Another character who puts in a reappearance is Vikorn’s arch nemesis, General Zinna of the Royal Thai Army. Between them, they have almost the entire Thai black market covered. And Sonchai must plot a course through this moral minefield, trying to do what he believes is right, trying to work out whom he can trust—and whom he cannot.

The new case here is high profile, involving the trafficking of human organs. Early in the novel, Sonchai discovers that he has to unwittingly “sell . . . 1,764 human eyes” in Dubai. He’s been used as a mule, when he believed he was simply visiting in an information gathering exercise. But the motivations of the characters surrounding Sonchai in this murky world are clouded from the start.

In Dubai, Sonchai encounters the Vulture Twins, two amoral Chinese women who are right at the heart of the organ trafficking. On a plane trip to Monte Carlo, the pair bet on the destination of a fly, waging upwards of $50,000 on this whim.

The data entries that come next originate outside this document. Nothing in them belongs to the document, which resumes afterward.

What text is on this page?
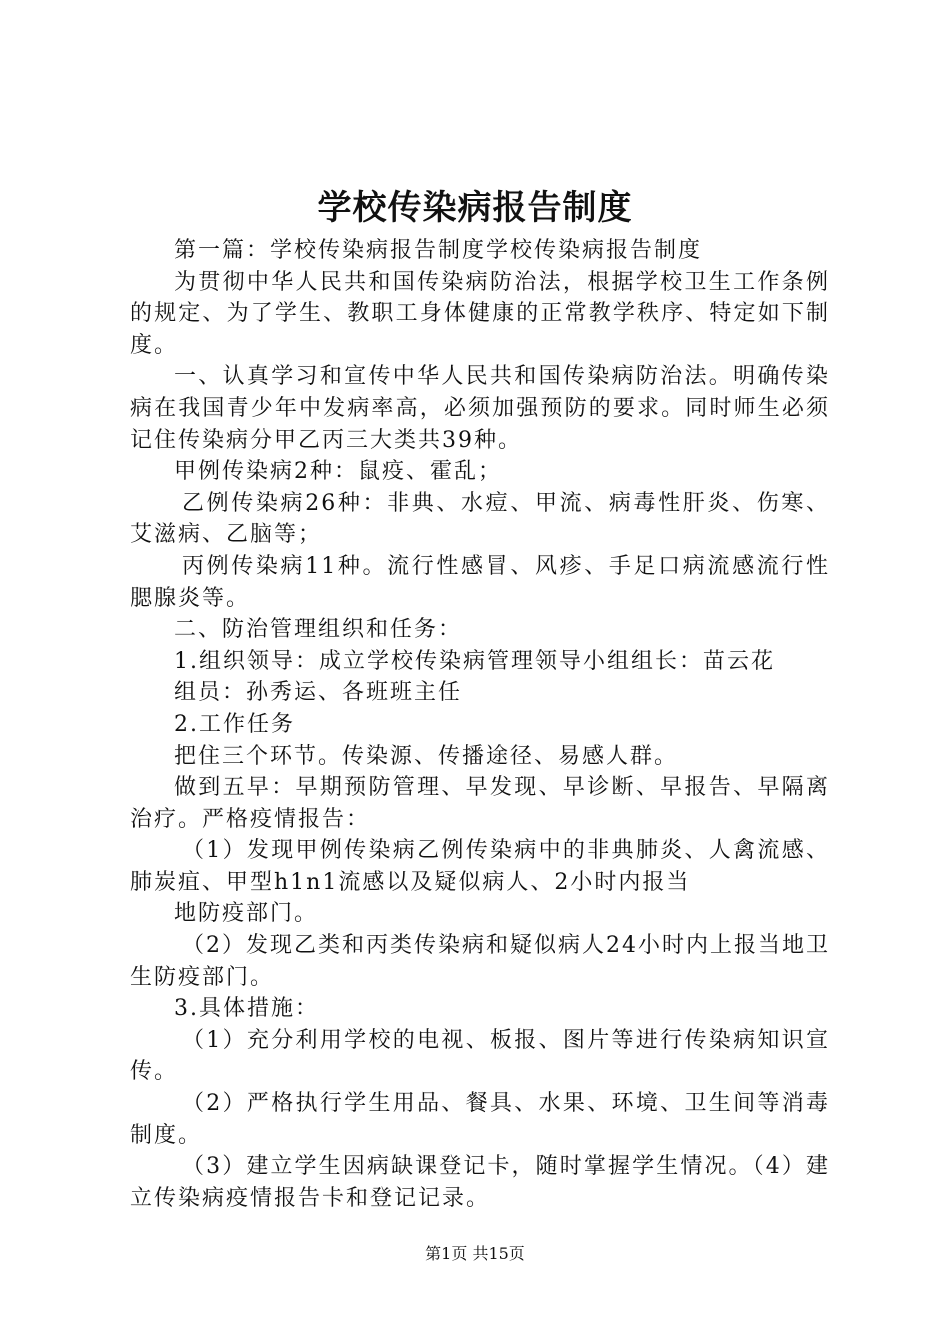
学校传染病报告制度

第一篇：学校传染病报告制度学校传染病报告制度

为贯彻中华人民共和国传染病防治法，根据学校卫生工作条例的规定、为了学生、教职工身体健康的正常教学秩序、特定如下制度。

一、认真学习和宣传中华人民共和国传染病防治法。明确传染病在我国青少年中发病率高，必须加强预防的要求。同时师生必须记住传染病分甲乙丙三大类共39种。

甲例传染病2种：鼠疫、霍乱；

乙例传染病26种：非典、水痘、甲流、病毒性肝炎、伤寒、艾滋病、乙脑等；

丙例传染病11种。流行性感冒、风疹、手足口病流感流行性腮腺炎等。

二、防治管理组织和任务：

1.组织领导：成立学校传染病管理领导小组组长：苗云花

组员：孙秀运、各班班主任

2.工作任务

把住三个环节。传染源、传播途径、易感人群。

做到五早：早期预防管理、早发现、早诊断、早报告、早隔离治疗。严格疫情报告：

（1）发现甲例传染病乙例传染病中的非典肺炎、人禽流感、肺炭疽、甲型h1n1流感以及疑似病人、2小时内报当

地防疫部门。

（2）发现乙类和丙类传染病和疑似病人24小时内上报当地卫生防疫部门。

3.具体措施：

（1）充分利用学校的电视、板报、图片等进行传染病知识宣传。

（2）严格执行学生用品、餐具、水果、环境、卫生间等消毒制度。

（3）建立学生因病缺课登记卡，随时掌握学生情况。（4）建立传染病疫情报告卡和登记记录。

第1页 共15页
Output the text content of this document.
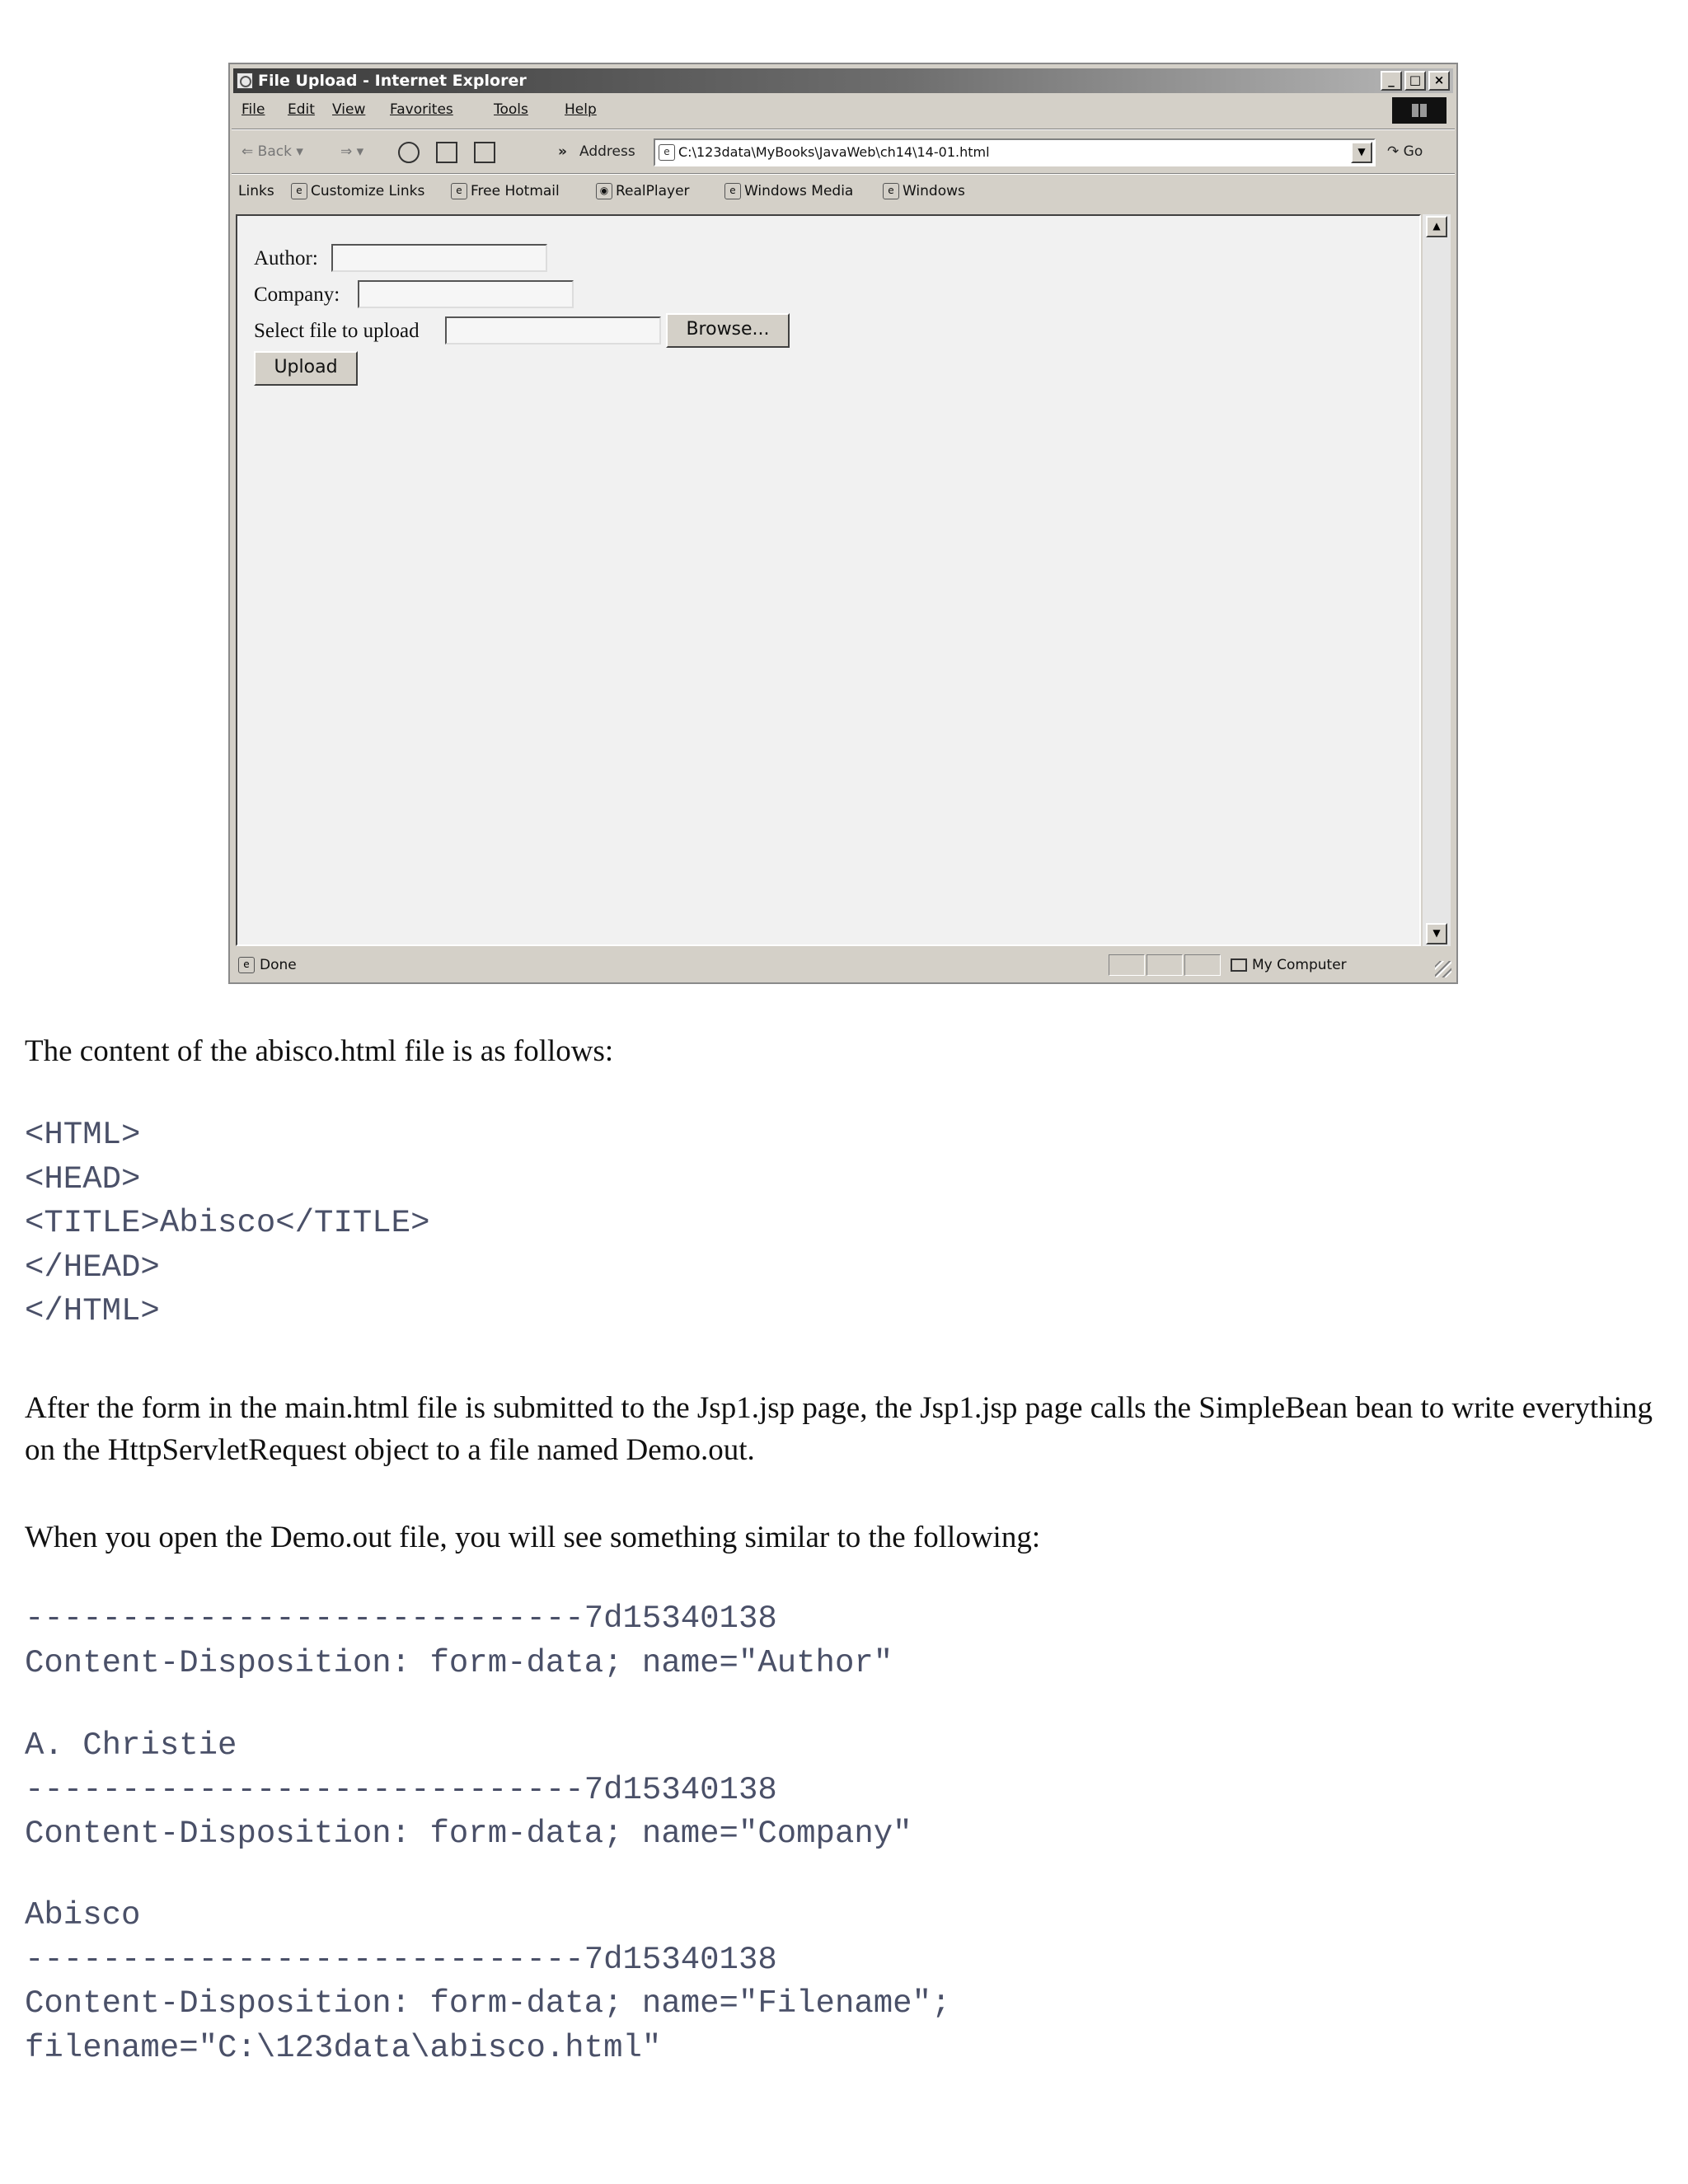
File Upload - Internet Explorer	_	□	×
File Edit View Favorites	Tools	Help
⇐ Back ▾	⇒ ▾	» Address	e C:\123data\MyBooks\JavaWeb\ch14\14-01.html	▼	↷ Go
Links	e Customize Links	e Free Hotmail	◉ RealPlayer	e Windows Media	e Windows
Author:
Company:
Select file to upload	Browse...
Upload
▲
▼
e Done	My Computer
The content of the abisco.html file is as follows:
<HTML>
<HEAD>
<TITLE>Abisco</TITLE>
</HEAD>
</HTML>
After the form in the main.html file is submitted to the Jsp1.jsp page, the Jsp1.jsp page calls the SimpleBean bean to write everything on the HttpServletRequest object to a file named Demo.out.
When you open the Demo.out file, you will see something similar to the following:
-----------------------------7d15340138
Content-Disposition: form-data; name="Author"
A. Christie
-----------------------------7d15340138
Content-Disposition: form-data; name="Company"
Abisco
-----------------------------7d15340138
Content-Disposition: form-data; name="Filename";
filename="C:\123data\abisco.html"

Later, they are described as using “human organs as betting chips.” This is a world in which: “the human being has already been commodified by stealth. In the future everybody is viewed as an item for sale. Crowds become sources of stupendous wealth, so long as you can get away with murder—as the rich and powerful always do. . . . It’s market logic: the only true god.”

And: “Zinna sells Burmese and Chinese body parts, and business is booming. They say it’s better than methamphetamine, and the best news is there’s no law enforcement, not even from the West. Smuggle a little marijuana, and they jump on you. Smuggle a liver that’s been ripped out of a political prisoner, and they wave you on.”

Sonchai’s investigation jetsets him around the world, taking in Phuket, Monte Carlo, Dubai, Shanghai, and “the frozen psychosis of Hong Kong with its motherboard of steel and glass towers . . . ,” and yet he struggles to steady his moral compass because “the plurality of the modern world” has rendered the needle’s direction haywire. Indeed, in various dark, dark musings, it is contended that: “A money-driven morality is no morality at all,” and, “Under materialism everyone is a whore.”

And: “All human beings are cannibals when it comes to brute survival. That is really what the trade is all about, no matter how they care to dress it up for the folks at home.”

Capitalism itself appears to be the villain of the piece: “You mean whodunit? Only in the more general sense . . . Ronald Reagan, Milton Friedman, Margaret Thatcher, Adam Smith. Capitalism dunit. Those organs are being worn by somebody else right now.”

But, of course, there are real villains whom Sonchai must chase, in an increasingly dangerous game of cat and mouse that stretches across the continents. Vulture Peak is a modern morality tale with all the requisite bells and whistles and much more: a salutary warning for the Internet age. “It’s a beautiful, global world, so long as you keep your eyes shut.”